I’m embarrassed to admit this, but several of my students have earned C’s and D’s and even F’s on writing assignments! I’ve even had students get B’s and “low” A’s!
Why have I “allowed” this?
Shouldn’t every essay be perfect?
Is that even possible?
These are a few questions I’ve wrestled with as an English teacher. However, on our most recent writing assignment (a 5-paragraph argumentative essay), every student scored a 98% or better. And they worked to make it happen.
Here’s how it happened:
1. Students were given two deadlines: one for the first draft and one for the final draft (3 weeks later).
2. Students were given autonomy in choosing the topic. Some argued having better school lunches, some argued why their parents should let them buy a video game, and some argued why our dress code should be changed. Any topic was fair game as long as they kept their audience in mind.

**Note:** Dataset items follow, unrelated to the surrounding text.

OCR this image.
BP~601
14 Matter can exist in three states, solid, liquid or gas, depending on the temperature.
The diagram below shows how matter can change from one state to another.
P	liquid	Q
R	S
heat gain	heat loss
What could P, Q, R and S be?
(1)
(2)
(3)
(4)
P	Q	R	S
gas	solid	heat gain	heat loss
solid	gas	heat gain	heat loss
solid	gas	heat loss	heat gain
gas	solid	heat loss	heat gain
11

3. Students were given a clear, firm rubric to follow that matches our state’s standards plus a few more challenging additions focused on connecting with the reader and establishing a clear call-to-action.
4. Students were given time to write in class. Often.
The first drafts were due before Thanksgiving break. After reading and commenting (more questions than revisions), I then scanned each draft and put it in each student’s Evernote writing portfolio. I then passed back each copy (in a plastic sheet protector– extremely helpful especially when dealing with so many different drafts!) and waited for the next draft.
Students could turn in as many drafts as often as they wanted, and they had until the final draft deadline to submit a perfect* essay. Some turned in one more draft and were all set. Some turned in 6 or 7. It didn’t matter. I wouldn’t enter a grade until the essay was perfect. I have never seen so many self-proclaimed “non-writers” work so hard to find their unique voice and style.
As each draft came in, I read it, compared it to the previous draft, commented on it, scanned it, and returned it. As the drafts stacked up, Evernote helped me stay organized. It may sound like more grading for me, but it really wasn’t. As each draft improved, they were easier and more enjoyable to grade, and I was really able push each of my students. (One student told me that on his next essay he’s going to spend 3 hours on the first draft so he doesn’t have to keep revising it.)
It was an awesome experience. Thanks to our Evernote portfolios, progress is clear, students can be proud of their finished product, and they are able to see how far they came as writers. Most importantly, each student now has a model essay of their best work and will be able to use it as a reference on their next writing assignment.
I can’t wait until our next round of essays– they’re going to be awesome!
*Because several of my students’ essays were handwritten, I gave them the option of scoring a 98% according to the rubric rather than having them rewrite the essay to make minor corrections. Surprisingly, many didn’t take the 98% and instead chose to re-write their essays to make them perfect!